MEDITATION
WHAT IS MEDITATION?
Originally, the meaning of the word “meditation” actually is to think deeply about something. However, when Eastern contemplative practices were “imported” to Western culture, this was the term that was used to define them, for lack of a better word.
Nowadays, meditation has a bigger meaning than this exercise, of focusing attention.
Meditation is more of a deep reflection. To think deeply and to observe your thinking.
Meditation is an act of submission and continuous mindful consideration of God’s word in the scriptures.
Meditation is the exercise of quiet reflection, where you repeat God’s Word for some time. It is a deliberate time set apart to think over and over the Scriptures. Our thoughts are powerful, hence we tend to say more what we think and do what we say.
Meditation, unlike Prayer, involves only yourself – you can only know what you think.
When you meditate on something, you turn it over in your mind. You examine it carefully. You let your mind dwell upon what is there. You examine how the phrases and the relationships extend to the problems of life and what you are trying to wrestle with, at the moment.
Meditation demands a great discipline. Not the discipline of supression or conformity but the discipline that comes when you observe your thinking. When there is an observation of thought, that observation brings about it’s own extraordinary, subtle discipline.
Meditation draws the marrow from your bones. It gives you the strength to live.
Meditation is so rare nowadays that people have to turn to transcendental meditation and Eastern mysticism to contemplate things in their life.
Meditation used to be one of the great virtues of Christians everywhere. They thought about different Scriptures. The thinking of Scripture, the one letting the mind meditate upon the richness that is there, the marrow in the bones, the rich fatness of what is there, permiating your being, to make you what you should be. This is what is lacking.
BENEFITS OF MEDITATION
Meditation brings several benefits:
• You become more astute according to your ideals/ideas and wishes, and perhaps more efficient when it comes to attaining the goal that makes you happy
• Strengthening of faith
• Boldness in a fearful situation
• Trust in the Lord
• Obedience to God’s word
• Living a holy life
• Total surrender to God’s will
There is a saying: “where there is strife and envy, there is every evil work.” And so, we are so much more likely to be influenced by evil, not when we’re meditating but when we’re in anger, when we’re in stride, when we are in disagreements, when we are triggered by certain things, and instead of controlling our spirit, we just let it all hang out.
But in Praying and Meditation, your goal really is to cultivate Inner Peace. And when you are meditating unto the Lord, you are inviting God into your practice. So you have the company of God. It’s really about your intention. And for most of us, if we decide we want a meditation practice, it’s because we want to get rid of anger and strife, and anxiety, and stress, and negativity.
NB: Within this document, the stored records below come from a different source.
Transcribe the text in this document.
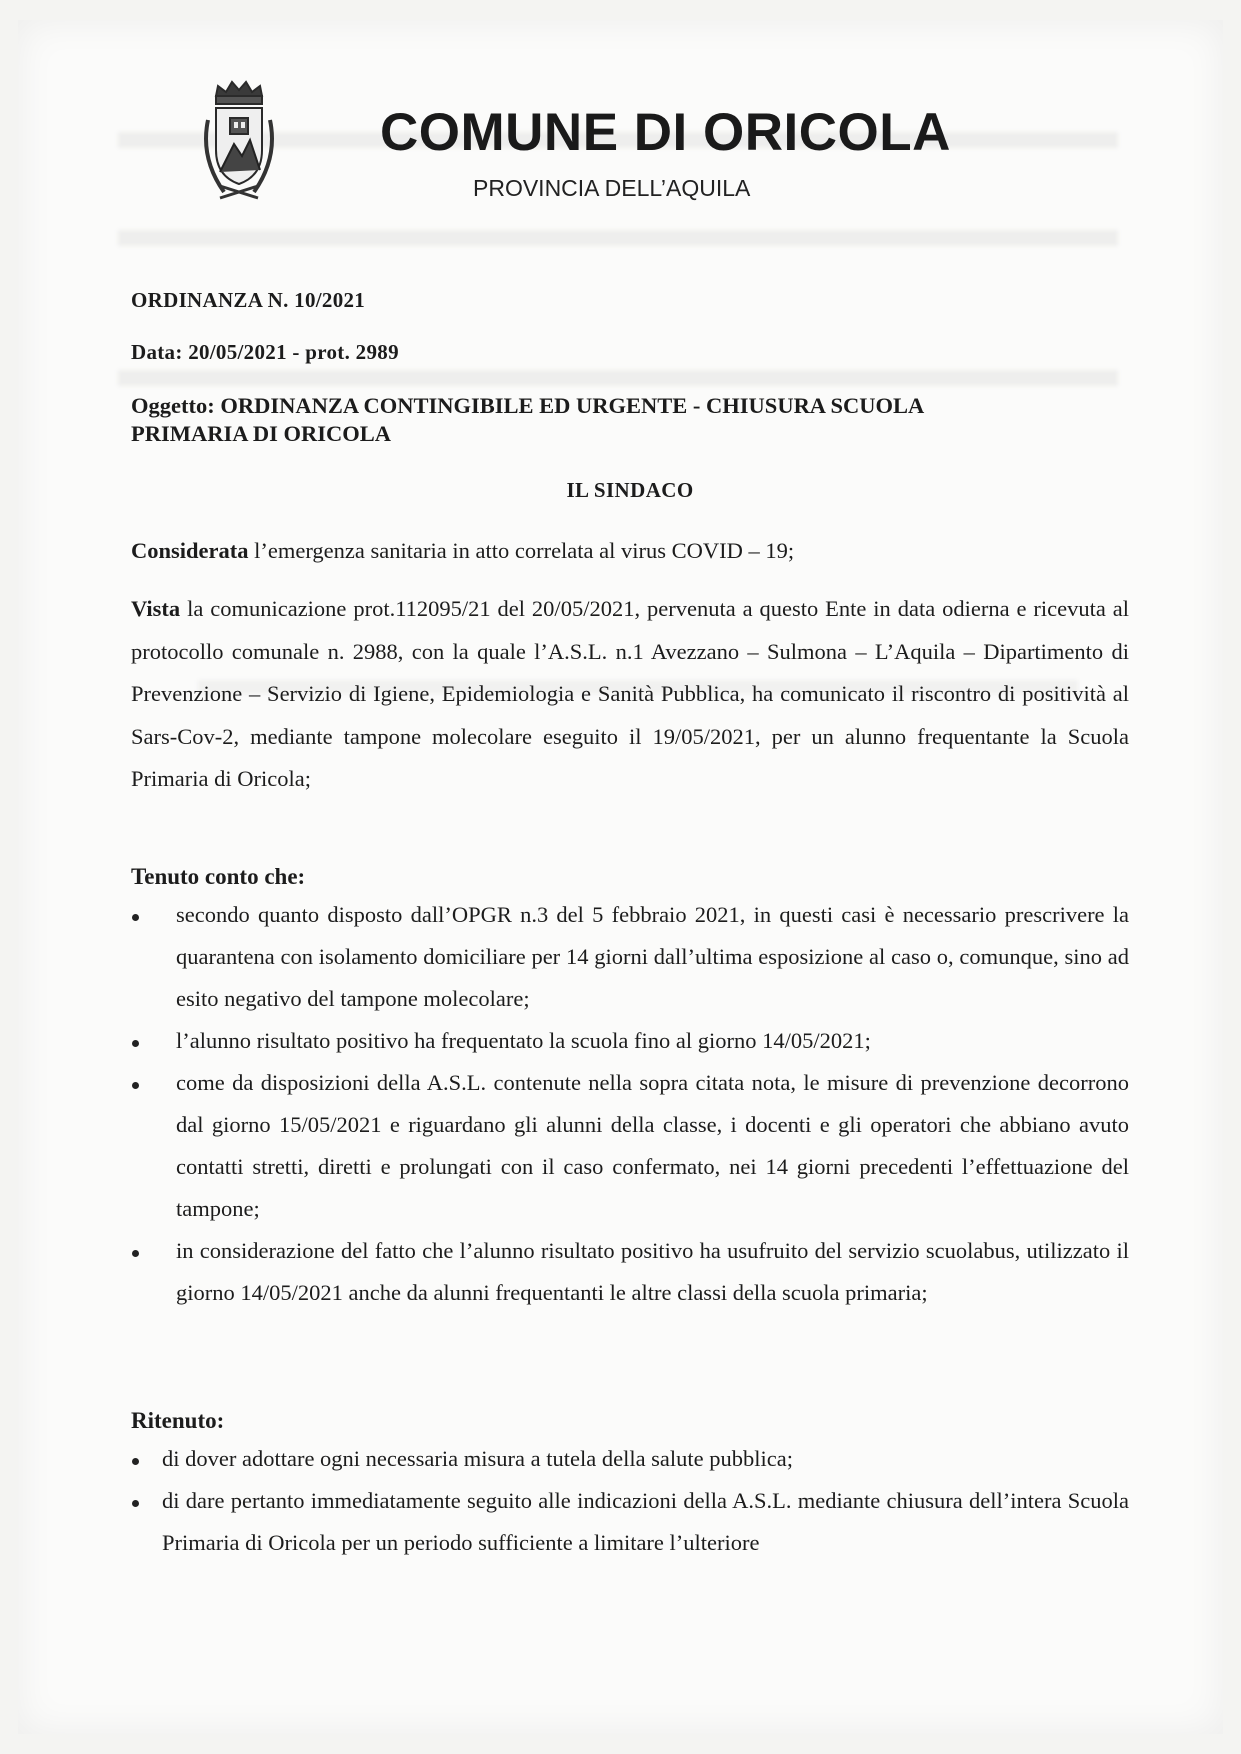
COMUNE DI ORICOLA
PROVINCIA DELL’AQUILA

ORDINANZA N. 10/2021

Data: 20/05/2021 - prot. 2989

Oggetto: ORDINANZA CONTINGIBILE ED URGENTE - CHIUSURA SCUOLA
PRIMARIA DI ORICOLA
IL SINDACO

Considerata l’emergenza sanitaria in atto correlata al virus COVID – 19;

Vista la comunicazione prot.112095/21 del 20/05/2021, pervenuta a questo Ente in data odierna e ricevuta al protocollo comunale n. 2988, con la quale l’A.S.L. n.1 Avezzano – Sulmona – L’Aquila – Dipartimento di Prevenzione – Servizio di Igiene, Epidemiologia e Sanità Pubblica, ha comunicato il riscontro di positività al Sars-Cov-2, mediante tampone molecolare eseguito il 19/05/2021, per un alunno frequentante la Scuola Primaria di Oricola;

Tenuto conto che:
secondo quanto disposto dall’OPGR n.3 del 5 febbraio 2021, in questi casi è necessario prescrivere la quarantena con isolamento domiciliare per 14 giorni dall’ultima esposizione al caso o, comunque, sino ad esito negativo del tampone molecolare;
l’alunno risultato positivo ha frequentato la scuola fino al giorno 14/05/2021;
come da disposizioni della A.S.L. contenute nella sopra citata nota, le misure di prevenzione decorrono dal giorno 15/05/2021 e riguardano gli alunni della classe, i docenti e gli operatori che abbiano avuto contatti stretti, diretti e prolungati con il caso confermato, nei 14 giorni precedenti l’effettuazione del tampone;
in considerazione del fatto che l’alunno risultato positivo ha usufruito del servizio scuolabus, utilizzato il giorno 14/05/2021 anche da alunni frequentanti le altre classi della scuola primaria;
Ritenuto:
di dover adottare ogni necessaria misura a tutela della salute pubblica;
di dare pertanto immediatamente seguito alle indicazioni della A.S.L. mediante chiusura dell’intera Scuola Primaria di Oricola per un periodo sufficiente a limitare l’ulteriore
That’s why most people meditate.
I know there is this misconception while meditating to emptying the mind. Minds need a good washing out. But washing from what? Negativity, limiting beliefs, shame, anger, guilt, fear, all of these things that we may be holding onto and it’s never been healed because our minds have never been truly renewed. Meditation helps you to come into stillness, come into silence, and become aware of your stuff.
Sometimes while meditating some people start feeling anxiety. Some fear might come up. And really what’s happening is just like when you do a physical fast and those toxins, you kind of released out of your fat tissues and go into your bloodstream and you might get headaches or some people might get rashes and those type of things because they are now being extracted from your tissues.
Well, the same thing happens with your emotions.
When you incorporate silence into your life and stillness into your lives, your emotional toxins begin to come up. And sometimes that can induce anxiety and fear when you don’t know what to do with those things.
But in Christian meditation, I really encourage you to invite God into your pain. So if you’re meditating, these things are coming up, and you interpret them as something evil. No, it’s really just your own stuff, your own insecurities that had been buried down, sometimes all the way back to childhood because you clean the outside of the body but rarely do you have some ongoing practice to clean your internal, your minds, your hearts.
The Bible says that if your eye is full of light, then your whole body is full of light. And so, what it’s really saying is you see through a filter. So if you see through a filter of negativity and fear, that’s how you interpret a world. And so, you want to clean the filter, and that’s what your meditation practice with Soul Energy Noosphere Regulators help you to do. The Scripture also says it’s not what goes into the belly that defiles the men, but it’s what comes out of the heart. That is what defiles the men. So you need to be really concerned about the condition of your heart and mind.
God is a Spirit and the Bible says that we must worship Him in Spirit and in Truth. And so, when you do Spiritual disciplines like Meditation, you really are tapping more into the Spirit.
And yes, there is a Spiritual World which is coming out from the Satan, not from God. But when you meditate with your Soul Energy Noosphere Regulators under the auspice of God, you are under His Love, you are under His Divine Light, and you are under His Protection.
A Christian that is Praying, but not Meditating is like a person leaping with one leg instead of walking with two legs.
Both Praying and Meditating make you whole, perfect, established, and standing in God’s Will for your life.
Meditation is a lost art for many Christians, but the practice needs to be cultivated again.